Updated

Senate Democratic leader Harry Reid displayed a large bandage over his right eye, a determination to seek re-election and an unimpaired partisan political instinct Thursday at his first news conference since suffering an injury while exercising.

He said he looks forward to surgery to reconstruct the broken bones.

"At this stage I'm fully intending to run" for a new term in 2016, he said at a carefully arranged event in his Capitol suite that coincided with speculation about his political future after the accident that injured his eye and broke several ribs.

Asked if he might change his mind, he said, "I plan to run."

Reid, 75, said next week's surgery is planned to reconstruct a broken bone and drain blood off the back of his eye. He said doctors are "confident that I'll be really quite good after that."

It's been more than three weeks after the injury, and in addition to the eye bandage, Reid has discoloration evidently caused by bruising that runs from the right side of his jaw to his neck.

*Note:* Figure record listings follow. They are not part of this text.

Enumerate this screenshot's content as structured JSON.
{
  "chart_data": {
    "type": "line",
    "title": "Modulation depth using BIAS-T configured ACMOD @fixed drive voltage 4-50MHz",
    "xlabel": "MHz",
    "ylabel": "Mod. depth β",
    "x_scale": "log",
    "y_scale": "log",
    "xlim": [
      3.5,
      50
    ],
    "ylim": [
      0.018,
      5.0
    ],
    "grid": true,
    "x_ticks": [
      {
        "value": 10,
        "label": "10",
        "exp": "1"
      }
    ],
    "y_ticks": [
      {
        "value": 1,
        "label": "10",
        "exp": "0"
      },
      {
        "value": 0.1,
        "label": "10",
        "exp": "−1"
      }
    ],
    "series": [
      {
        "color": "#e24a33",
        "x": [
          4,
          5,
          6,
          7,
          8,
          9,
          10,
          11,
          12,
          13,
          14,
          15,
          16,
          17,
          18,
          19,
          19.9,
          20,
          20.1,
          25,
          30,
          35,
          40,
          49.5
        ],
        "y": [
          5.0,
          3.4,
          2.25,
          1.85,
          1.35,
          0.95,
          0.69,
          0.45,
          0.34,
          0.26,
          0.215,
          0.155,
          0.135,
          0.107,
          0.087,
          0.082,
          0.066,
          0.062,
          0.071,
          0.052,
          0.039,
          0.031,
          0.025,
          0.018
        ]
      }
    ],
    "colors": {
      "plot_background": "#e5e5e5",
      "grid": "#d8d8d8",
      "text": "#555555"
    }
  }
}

Reid's staff has worked aggressively since the accident to demonstrate that he has been able to tend to his duties as a Nevada senator and party leader. Aides have released photographs of him meeting with other Democrats at his home and announcing federal money for the state.

As if to show his dual focus, Reid fielded reporters' questions while seated in front of a pair of flags. One was the Stars and Stripes, and the other was from his home state, with the words "Battle Born" visible on a field of blue.

Reid opened the news conference with an attack on Republicans and their demands for changes in President Barack Obama's immigration policy in exchange for providing funding for the Department of Homeland Security.

"The first thing I want to say is this. All we have to do is look around the world -- cyberattacks, North Korea, arrests, the deaths in Belgium, in France. And we now are facing the question here in the United States as to whether we're going to fund homeland security? I just think is so out of line."

Reid, who once practiced law, declined to say if he is considering a liability lawsuit against the manufacturer of the exercise resistance band that he said caused the accident when it broke as he was using it.

"Let's say if I were, I wouldn't be broadcasting it here," he said.